Wednesday, March 24, 2010

Radioactive Asparagus?

I have been a picture-taking fool with my new camera (a Kodak Easy Share M863). I love, love, love it. It's small enough to put in my pocket when I go for walks so I've been experimenting with it madly. It's AMAZING what I notice now that I'm taking pictures....things that I sauntered past dozens of times now catch my eye.

Generally, that's a good thing. But this week I noticed these crazy looking plants sprouting up near work. What the heck are they? I'm hereby putting out a Flora-911 call to Salvage Studio Lisa who is an expert in these things. Lisa...how worried should I be?
Heck, how worried should the greater metropolitan Seattle area be?
.

I think they look like radioactive asparagus...or perhaps something from the movie Avatar.

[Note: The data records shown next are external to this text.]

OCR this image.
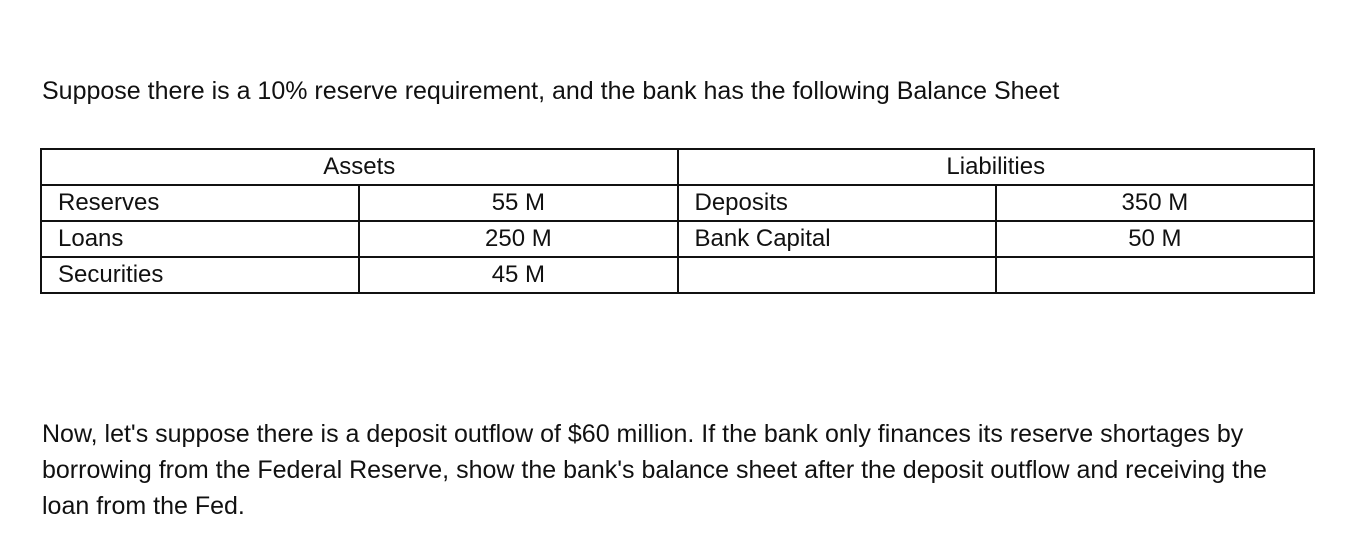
Suppose there is a 10% reserve requirement, and the bank has the following Balance Sheet
Assets		Liabilities	
Reserves	55 M	Deposits	350 M
Loans	250 M	Bank Capital	50 M
Securities	45 M		
Now, let's suppose there is a deposit outflow of $60 million. If the bank only finances its reserve shortages by borrowing from the Federal Reserve, show the bank's balance sheet after the deposit outflow and receiving the loan from the Fed.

P.S. I know many of you are wondering, but no, I do not have a celebrity endorsement contract with Kodak. I do for so many other products, but my agent and I turned this one down...I was just too busy...

3 comments:

MarkoPolo said...

Those are Equisetum "Horse Tails" - they grow like crazy here in the spring. They do eat them in Japan but I believe they are mildly poisonous so like the puffer fish leave it to professionals.

The horsetails in my yard grow like mad and die off when it gets a bit drier. They reproduce by spores and are hard to get rid of once they take hold.

Pretty much if it grows vigorously and is in my yard it is on this list: http://www.nwcb.wa.gov/weed_list/weed_list.htm

On the plus side - free blackberries.

Lisa of Lisa's Little House said...

Oh....these are bad! Whatever you do...DON'T pull them...cut them. Sounds counter-intuitive but trust me. Pulling just encourages them. Them there weeds are horsetail...a prehistoric plant and a devil to get rid of. Don't panic, just continue cutting anytime you see them pop up.

Call me if you need me!
xxoo
Lisa

Cindy Pestka said...

Thank goodness for the sage advice (Ha! Get it? SAGE advice?) I noticed these little buggers near the railroad tracks by work...I shall studiously (Ha! Get it, Lisa? STUDIOUSLY!) avoid them forthwith!